WHAT: The extended drought in California and other parts of the world has some wine drinkers worried about what might happen to their favorite wines. But in some cases the drought has had a positive effect.
Because of rising temperatures and a desire for sustainability, Montes Alpha has been working on a dry framing program for some of their grapes for several years. They introduced a line of dry farmed wines beginning with the 2012 vintage, which has just been released.
The results are encouraging. I tasted a cabernet sauvignon, a carmenere and a syrah, and all were great. I thought the syrah was the best.
It is a gorgeous inky purple in the glass with aromas of blackberries and blueberries, with some floral and leather notes. It is a strong, full-bodied wine, with dark berry fruit flavors. The tannins are smooth, and the finish is long, with hints of jam, vanilla and black pepper. It is a rustic, yet elegant, wine.
The grapes all come from prime vineyards in the Colchagua Valley. Montes was the first to plant syrah grapes there, a gamble that paid off, though the yield is low.
The wine is 90 percent syrah, with seven percent cabernet sauvignon for structure and three percent Viognier for aromatics.
The dry farming was started as part of the effort to put less strain on the environment, but it has had other benefits.
Dry farming means the winery does not water the vineyards unless rainfall goes below a certain minimum needed to keep the vines alive. Even then it uses rainwater it has captured in reservoirs.
Winemaker Aurelio Montes Sr. said the effort saves 65 percent of water consumption, or enough to provide water to 20,000 people. One problem is the yield goes down by several tons per acre. But the quality goes up.
“You sacrifice a lot in terms of yields,” Montes said in an Internet chat from Chile last week. “It would be a good practice if more winemakers learned to irrigate less.
“We get more ripe fruit and more weight in the mouth … with a higher concentration of phenols, allowing it to better undergo natural oxidation in the barrel, and picking up more complexity and nuances.”
I asked him if he worried about getting too much rain, but he said that wasn’t a problem because the vineyards have been in “a drought period for nine years, so the quality has been perfect.”
The syrah is an incredible wine, but I thought the carmenere and cabernet sauvignon I tasted also were very good. All are in the same price range.
So far, about 620 acres are dry farmed, but Montes said they will continue to add more. Merlot and malbec are included with Carignan scheduled to be added. Montes said they are looking at trying a muscat in the dry farming experiment, either a dry or a sweet.
He said Rhone varietals such as syrah are better suited to dry farming than Bordeaux varietals such as cabernet sauvignon, but he does see a beneficial effect on the Cab.
Montes says his winemaking philosophy is “intervene as little as possible, sustainability, let the terroir express itself and, of course, quality.”
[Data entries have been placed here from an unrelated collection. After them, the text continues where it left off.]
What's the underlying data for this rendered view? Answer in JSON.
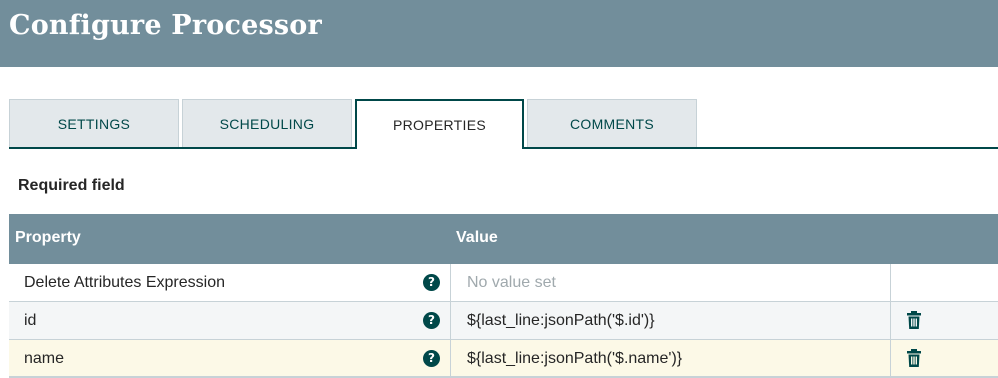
{
  "dialog": {
    "title": "Configure Processor"
  },
  "tabs": [
    {
      "label": "SETTINGS",
      "active": false
    },
    {
      "label": "SCHEDULING",
      "active": false
    },
    {
      "label": "PROPERTIES",
      "active": true
    },
    {
      "label": "COMMENTS",
      "active": false
    }
  ],
  "properties": {
    "required_label": "Required field",
    "columns": {
      "property": "Property",
      "value": "Value"
    },
    "rows": [
      {
        "name": "Delete Attributes Expression",
        "value": "No value set",
        "has_value": false,
        "help_icon": "question-circle-icon",
        "delete_icon": null
      },
      {
        "name": "id",
        "value": "${last_line:jsonPath('$.id')}",
        "has_value": true,
        "help_icon": "question-circle-icon",
        "delete_icon": "trash-icon"
      },
      {
        "name": "name",
        "value": "${last_line:jsonPath('$.name')}",
        "has_value": true,
        "help_icon": "question-circle-icon",
        "delete_icon": "trash-icon"
      }
    ]
  },
  "colors": {
    "header_bg": "#728e9b",
    "accent": "#004849",
    "row_highlight": "#fcf9e7",
    "placeholder_text": "#a0a9ad"
  }
}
The Colchagua Valley is only 11 miles from the Pacific Ocean, in the foothills of the Andes Mountains. The cold climate allows the grapes to ripen slowly and reach full maturation.
WINERY: Montes began operations in 1987 in Curicó, originally under the name ‘Discover Wine’. The name was later changed to Montes, taking the name of the winemaker.
The founders were Pedro Grand, Alfredo Vidaurre, Douglas Murray and winemaker Aurelio Montes. While the reputation of Aurelio Montes as a winemaker, leader and innovator grew, Douglas Murray created a seamless web of worldwide distribution. A tireless traveler, he promoted the image of Chile and its wines while building trust and friendships that blossomed over the years.
The owners believed they were protected by angels, especially after Murray survived two near-fatal car accidents. The angel appears on the labels, and Montes says it now “symbolizes protection for us all.”
The winery has grown and now occupies a modern facility in Apalta. Only Montes remains with the company, but it has become a leader in fine wine production in Chile. The winery has remained 100 percent Chilean owned, with no foreign partners.
The 1987 Cabernet Sauvignon from Montes was the first premium wine exported from Chile, and it was a hit.
Today, more than 90 percent of Montes wines are intended for export and are distributed in more than 100 countries on five continents. The winery continues to create interesting wines, taking risks with new horizons and projects that will undoubtedly continue to surprise and delight wine lovers around the world.
It produces several levels of wine, including Purple Angel, Montes Alpha M, Montes Alpha, Montes Folly, Montes Cherub and the Classic series. In the Montes Alpha series they produce cabernet sauvignon, carmenere, chardonnay, merlot, pinot noir and syrah. Their spring harvest sauvignon blanc should be in the United States soon.
GOES WITH: We had this wine with turkey vegetable soup served over noodles. That might not be a typical pairing for this hearty wine, but my wife, Teri, and I thought it was a great combination.
The turkey and the syrah flavors complement each other instead of clashing. And the turkey is heavy enough to stand up to the rich syrah. I really liked the way the fruit flavors in the wine mixed with the turkey and vegetable flavors.
The Montes Alpha Syrah also would be a good match for lamb, burgers on the grill or pizza.